Seed production involves isolation of fields for avoiding cross pollination from neighboring fields and careful sowing, harvesting, threshing and handling to avoid mechanical mixtures. It also involves testing of seeds to ensure high genetic purity and uniformity.
We used MAGIC lines to study the genetic variation in both seed size and number per fruit, and their interaction with flowering time. We found that field selfing rate influenced progeny inbreeding, but this increase could not be explained by genetically determined trade-offs between seed size and number. Moreover, the average phenotypic mean and broad sense heritability for seed weight and number were not significantly different, and a low correlation between these traits was observed.
Organic
Organic farming focuses on preventative practices that minimize external inputs and upstream pollution. This includes crop rotation, cover crops, organic fertilizers and pest control techniques, minimizing ground water pollution by avoiding synthetic chemical inputs, and encouraging biodiversity on farms.

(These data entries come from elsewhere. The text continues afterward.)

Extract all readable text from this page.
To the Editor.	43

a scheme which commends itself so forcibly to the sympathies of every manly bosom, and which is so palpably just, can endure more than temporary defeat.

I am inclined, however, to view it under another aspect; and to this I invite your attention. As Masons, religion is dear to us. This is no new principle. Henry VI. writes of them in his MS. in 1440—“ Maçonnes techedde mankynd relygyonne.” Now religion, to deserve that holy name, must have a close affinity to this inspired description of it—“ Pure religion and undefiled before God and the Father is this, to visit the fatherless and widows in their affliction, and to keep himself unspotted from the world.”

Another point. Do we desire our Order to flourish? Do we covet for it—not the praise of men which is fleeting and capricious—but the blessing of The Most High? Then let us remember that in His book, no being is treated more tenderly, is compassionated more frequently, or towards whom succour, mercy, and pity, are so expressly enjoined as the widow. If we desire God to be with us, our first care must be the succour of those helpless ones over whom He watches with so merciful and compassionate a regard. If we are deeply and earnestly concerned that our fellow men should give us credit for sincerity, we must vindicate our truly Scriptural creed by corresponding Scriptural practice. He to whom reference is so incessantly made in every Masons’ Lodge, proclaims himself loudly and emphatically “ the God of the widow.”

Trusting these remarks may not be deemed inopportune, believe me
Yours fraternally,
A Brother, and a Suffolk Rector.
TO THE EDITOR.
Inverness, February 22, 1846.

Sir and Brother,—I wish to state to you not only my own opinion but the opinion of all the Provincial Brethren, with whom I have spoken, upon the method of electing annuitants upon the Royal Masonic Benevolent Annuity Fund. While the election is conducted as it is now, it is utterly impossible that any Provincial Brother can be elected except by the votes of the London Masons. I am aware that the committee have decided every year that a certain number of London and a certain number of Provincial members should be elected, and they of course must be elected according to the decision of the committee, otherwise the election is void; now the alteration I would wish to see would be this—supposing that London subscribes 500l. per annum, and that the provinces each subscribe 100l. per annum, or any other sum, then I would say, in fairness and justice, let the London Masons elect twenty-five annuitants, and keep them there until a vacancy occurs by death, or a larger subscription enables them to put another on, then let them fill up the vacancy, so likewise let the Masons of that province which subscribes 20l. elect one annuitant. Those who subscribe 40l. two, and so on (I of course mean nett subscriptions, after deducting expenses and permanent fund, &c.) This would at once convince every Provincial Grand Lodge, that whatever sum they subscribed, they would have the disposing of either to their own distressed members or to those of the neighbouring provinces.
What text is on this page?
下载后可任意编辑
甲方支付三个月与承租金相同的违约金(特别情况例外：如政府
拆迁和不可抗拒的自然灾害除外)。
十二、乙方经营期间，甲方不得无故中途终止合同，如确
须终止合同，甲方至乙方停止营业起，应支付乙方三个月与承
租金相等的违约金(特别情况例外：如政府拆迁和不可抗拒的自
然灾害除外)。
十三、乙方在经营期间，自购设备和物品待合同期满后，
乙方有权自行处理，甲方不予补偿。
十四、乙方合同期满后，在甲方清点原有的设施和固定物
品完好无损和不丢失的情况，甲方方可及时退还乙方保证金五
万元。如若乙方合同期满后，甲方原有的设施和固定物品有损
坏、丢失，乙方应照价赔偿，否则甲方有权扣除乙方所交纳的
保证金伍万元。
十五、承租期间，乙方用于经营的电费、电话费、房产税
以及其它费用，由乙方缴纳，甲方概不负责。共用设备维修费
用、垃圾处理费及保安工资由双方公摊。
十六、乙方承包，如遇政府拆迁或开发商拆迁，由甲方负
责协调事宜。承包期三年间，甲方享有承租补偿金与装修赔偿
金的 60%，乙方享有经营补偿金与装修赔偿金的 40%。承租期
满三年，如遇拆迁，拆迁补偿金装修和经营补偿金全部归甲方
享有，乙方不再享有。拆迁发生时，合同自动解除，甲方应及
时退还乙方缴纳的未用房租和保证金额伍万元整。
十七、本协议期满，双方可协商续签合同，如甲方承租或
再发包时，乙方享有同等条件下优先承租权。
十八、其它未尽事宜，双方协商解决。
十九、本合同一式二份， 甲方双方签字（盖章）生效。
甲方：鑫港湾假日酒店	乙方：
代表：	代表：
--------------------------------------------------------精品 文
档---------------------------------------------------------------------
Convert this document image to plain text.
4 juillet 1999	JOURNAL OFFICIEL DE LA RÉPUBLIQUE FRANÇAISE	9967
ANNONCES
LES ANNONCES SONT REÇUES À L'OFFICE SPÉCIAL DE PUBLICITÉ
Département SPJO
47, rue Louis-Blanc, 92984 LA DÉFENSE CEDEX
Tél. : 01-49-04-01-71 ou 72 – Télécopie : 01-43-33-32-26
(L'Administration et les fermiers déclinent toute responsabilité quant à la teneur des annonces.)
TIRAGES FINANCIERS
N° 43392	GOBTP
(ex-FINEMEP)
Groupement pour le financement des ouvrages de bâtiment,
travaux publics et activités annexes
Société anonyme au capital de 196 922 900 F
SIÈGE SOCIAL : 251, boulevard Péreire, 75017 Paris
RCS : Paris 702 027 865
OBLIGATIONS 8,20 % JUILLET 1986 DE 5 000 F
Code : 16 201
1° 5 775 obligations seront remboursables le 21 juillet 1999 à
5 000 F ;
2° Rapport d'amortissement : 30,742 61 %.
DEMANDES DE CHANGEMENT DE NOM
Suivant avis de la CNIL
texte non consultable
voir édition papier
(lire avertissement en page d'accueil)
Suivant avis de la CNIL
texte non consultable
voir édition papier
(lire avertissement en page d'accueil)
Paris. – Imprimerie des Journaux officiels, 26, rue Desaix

In order to sell seed as organic, it must be grown from certified organic seed and handled under organic conditions. All organic growers, food processors and handlers must meet national organic standards, keep careful records and be certified by a USDA-accredited organization with on-site inspections.
While organic growers must use organic seed, they may be exempt from using it if the organic variety they need is not commercially available. This exemption is intended to allow organic producers to continue growing until the supply of organic varieties catches up to demand. However, the exemption does not require that organic breeders develop new varieties for the market, and consolidation challenges in the seed industry are reducing choice for growers.